Танки приближались к переднему краю. От их рева, от
грохота и лязга гусениц гудел надрывно воздух и жалобно
стонала земля. Когда Гончаров скомандовал Ткачуку
"Отставить", справа, в стороне монастыря, напротив НП
командира полка, раздалось несколько глухих взрывов мин.
Вслед за тем поднялась яростная артиллерийская пальба – это
вторая батарея вступила в бой с танками. Начало эту пальбу
орудие Федоткина, когда, как и на левом фланге, головной танк
наскочил на мину.
Глеб видел, как эти танки подорвались на минах, но
другие продолжали стремительный бег вперед. И что удивило
и встревожило командира полка, так это то, что первые залпы
орудий не причинили танкам никакого вреда. Не может быть,
чтобы наводчики мазали – Глеб видел, как снаряды попадали в
лобовую броню, а танки тем не менее как ни в чем не бывало
продолжали идти напролом. Один танк уже проскочил было
невредимым минированную полосу и устремился прямо к
подножию кургана. Но на этот раз посланный Петром
Цымбаревым снаряд оказался для него смертельным: он
прошил броню и разорвался внутри танка. Три танка уже
горели справа от кургана, один танк горел слева. И тогда
произошло нечто неожиданное: все танки, очевидно по единой
команде, повернули влево – на Багратионовы флеши и пошли
друг за другом, гуськом. Они решили таким образом
преодолеть минное поле. Лейтенант Гончаров в это время
находился возле орудия Тараса Ткачука, а танки шли прямо на
второе орудие, которым командовал старший сержант
Малахов. Огонь их пушек и пулеметов был сосредоточен на
Малахове. Малахов отбивался яростно, и один танк был
подожжен именно им, но вдруг его орудие замолчало...

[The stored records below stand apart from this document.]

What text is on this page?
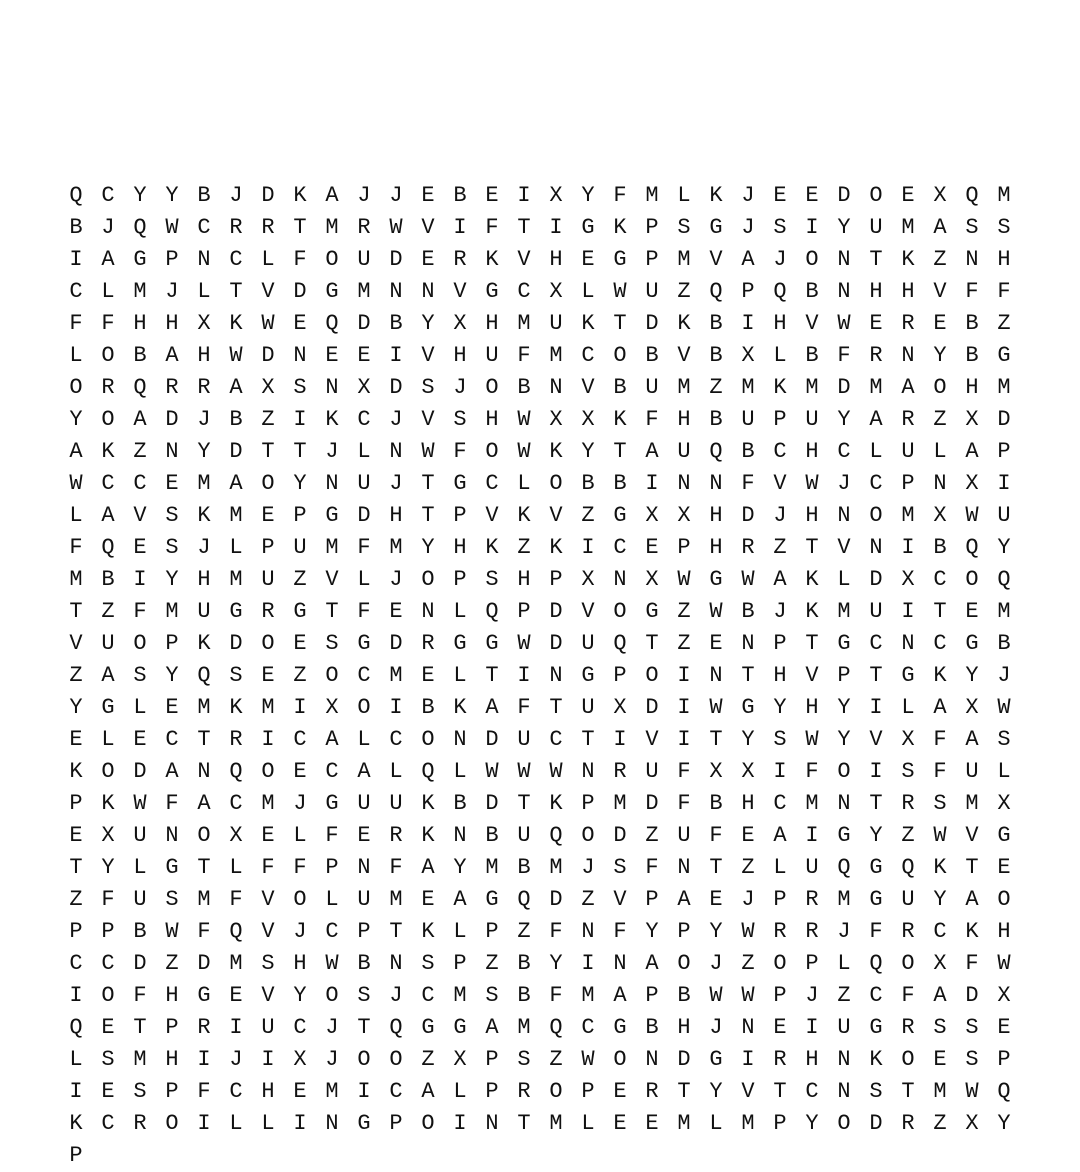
Q C Y Y B J D K A J J E B E I X Y F M L K J E E D O E X Q M
B J Q W C R R T M R W V I F T I G K P S G J S I Y U M A S S
I A G P N C L F O U D E R K V H E G P M V A J O N T K Z N H
C L M J L T V D G M N N V G C X L W U Z Q P Q B N H H V F F
F F H H X K W E Q D B Y X H M U K T D K B I H V W E R E B Z
L O B A H W D N E E I V H U F M C O B V B X L B F R N Y B G
O R Q R R A X S N X D S J O B N V B U M Z M K M D M A O H M
Y O A D J B Z I K C J V S H W X X K F H B U P U Y A R Z X D
A K Z N Y D T T J L N W F O W K Y T A U Q B C H C L U L A P
W C C E M A O Y N U J T G C L O B B I N N F V W J C P N X I
L A V S K M E P G D H T P V K V Z G X X H D J H N O M X W U
F Q E S J L P U M F M Y H K Z K I C E P H R Z T V N I B Q Y
M B I Y H M U Z V L J O P S H P X N X W G W A K L D X C O Q
T Z F M U G R G T F E N L Q P D V O G Z W B J K M U I T E M
V U O P K D O E S G D R G G W D U Q T Z E N P T G C N C G B
Z A S Y Q S E Z O C M E L T I N G P O I N T H V P T G K Y J
Y G L E M K M I X O I B K A F T U X D I W G Y H Y I L A X W
E L E C T R I C A L C O N D U C T I V I T Y S W Y V X F A S
K O D A N Q O E C A L Q L W W W N R U F X X I F O I S F U L
P K W F A C M J G U U K B D T K P M D F B H C M N T R S M X
E X U N O X E L F E R K N B U Q O D Z U F E A I G Y Z W V G
T Y L G T L F F P N F A Y M B M J S F N T Z L U Q G Q K T E
Z F U S M F V O L U M E A G Q D Z V P A E J P R M G U Y A O
P P B W F Q V J C P T K L P Z F N F Y P Y W R R J F R C K H
C C D Z D M S H W B N S P Z B Y I N A O J Z O P L Q O X F W
I O F H G E V Y O S J C M S B F M A P B W W P J Z C F A D X
Q E T P R I U C J T Q G G A M Q C G B H J N E I U G R S S E
L S M H I J I X J O O Z X P S Z W O N D G I R H N K O E S P
I E S P F C H E M I C A L P R O P E R T Y V T C N S T M W Q
K C R O I L L I N G P O I N T M L E E M L M P Y O D R Z X Y
P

Гончаров в тревоге подумал, что там что-то случилось, и
решил было уже бежать к Малахову, как в этот самый момент
раздался оглушительный взрыв здесь, у пушки Ткачука...
Гончарова отбросило в сторону. В первое время лейтенант не
почувствовал боли и быстро подхватился, на минуту
ошеломленный, не сразу сообразивший, что произошло.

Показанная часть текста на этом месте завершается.